The number $k$ is such that $\tan \\{ {\tan ^{ - 1}}\left( 2 \right) + {\tan ^{ - 1}}\left( {20k} \right)\\} = k$. Then the sum of all possible values of $k$ is-
A.$- \dfrac{{19}}{{40}}$
B.$- \dfrac{{21}}{{40}}$
C.0
D.$\dfrac{1}{5}$

Answer 1

Hint: We will first simplify the given expression using the formula ${\tan ^{ - 1}}x + {\tan ^{ - 1}}y = {\tan ^{ - 1}}\left( {\dfrac{{x - y}}{{1 - xy}}} \right)$ and ${\tan ^{ - 1}}\left( {\tan \theta } \right) = \theta$. We will get an equation in $k$.
Now, find the sum of values of $k$ using the condition that if the equation is $a{x^2} + bx + c = 0$, then the sum of all the roots of the equation is given by $- \dfrac{b}{a}$.

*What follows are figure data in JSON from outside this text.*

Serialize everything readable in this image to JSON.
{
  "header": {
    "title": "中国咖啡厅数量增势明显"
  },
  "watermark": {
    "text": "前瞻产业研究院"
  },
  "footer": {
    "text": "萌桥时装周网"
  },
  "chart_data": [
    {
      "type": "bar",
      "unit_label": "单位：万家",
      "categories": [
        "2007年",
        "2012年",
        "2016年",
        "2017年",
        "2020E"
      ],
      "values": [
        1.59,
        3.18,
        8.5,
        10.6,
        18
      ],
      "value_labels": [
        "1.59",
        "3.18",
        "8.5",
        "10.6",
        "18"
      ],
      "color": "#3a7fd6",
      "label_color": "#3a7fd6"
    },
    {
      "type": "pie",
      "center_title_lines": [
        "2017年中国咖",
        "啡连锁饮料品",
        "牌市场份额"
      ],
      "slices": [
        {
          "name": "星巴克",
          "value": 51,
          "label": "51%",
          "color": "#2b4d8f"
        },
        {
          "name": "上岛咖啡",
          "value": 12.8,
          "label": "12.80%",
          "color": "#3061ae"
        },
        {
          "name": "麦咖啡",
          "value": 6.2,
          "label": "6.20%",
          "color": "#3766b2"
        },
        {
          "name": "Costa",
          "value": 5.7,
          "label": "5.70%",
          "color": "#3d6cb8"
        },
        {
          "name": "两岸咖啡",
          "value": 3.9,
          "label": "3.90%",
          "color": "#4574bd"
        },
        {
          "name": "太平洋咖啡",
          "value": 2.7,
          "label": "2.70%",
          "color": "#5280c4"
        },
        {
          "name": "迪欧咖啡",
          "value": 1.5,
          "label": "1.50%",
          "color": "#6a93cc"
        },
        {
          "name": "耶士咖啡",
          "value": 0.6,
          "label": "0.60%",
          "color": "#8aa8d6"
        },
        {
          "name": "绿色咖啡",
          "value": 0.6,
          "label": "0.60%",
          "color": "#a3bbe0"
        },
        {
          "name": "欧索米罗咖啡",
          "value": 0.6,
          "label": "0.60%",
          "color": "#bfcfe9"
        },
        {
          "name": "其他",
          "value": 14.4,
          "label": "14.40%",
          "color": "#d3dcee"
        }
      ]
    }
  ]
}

Complete step-by-step answer:
First of all we will simplify the inner bracket of the given expression using the formula,
${\tan ^{ - 1}}x + {\tan ^{ - 1}}y = {\tan ^{ - 1}}\left( {\dfrac{{x - y}}{{1 - xy}}} \right)$
Therefore, we can rewrite, ${\tan ^{ - 1}}\left( 2 \right) + {\tan ^{ - 1}}\left( {20k} \right)$ as ${\tan ^{ - 1}}\left( {\dfrac{{2 + 20k}}{{1 - 2\left( {20k} \right)}}} \right) = {\tan ^{ - 1}}\left( {\dfrac{{2 + 20k}}{{1 - 40k}}} \right)$
Also, ${\tan ^{ - 1}}\left( {\tan \theta } \right) = \theta$
Thus,
$\tan \left( {{{\tan }^{ - 1}}\left( {\dfrac{{2 + 20k}}{{1 - 40k}}} \right)} \right) = k \\\ \left( {\dfrac{{2 + 20k}}{{1 - 40k}}} \right) = k \\\$
On simplifying we get,
$2 + 20k = k - 40{k^2} \\\ 40{k^2} + 19k + 2 = 0 \\\$
If the equation is $a{x^2} + bx + c = 0$, then the sum of all the roots of the equation is given by $- \dfrac{b}{a}$
Hence, sum of all the possible values of $k$ is $- \dfrac{{19}}{{40}}$
Hence, option A is correct.

Note: The formula ${\tan ^{ - 1}}x + {\tan ^{ - 1}}y = {\tan ^{ - 1}}\left( {\dfrac{{x - y}}{{1 - xy}}} \right)$ will help in simplifying the question.
If $a{x^2} + bx + c = 0$, then the sum of all the roots of the equation is given by $- \dfrac{b}{a}$ and the product of roots is given by $\dfrac{c}{a}$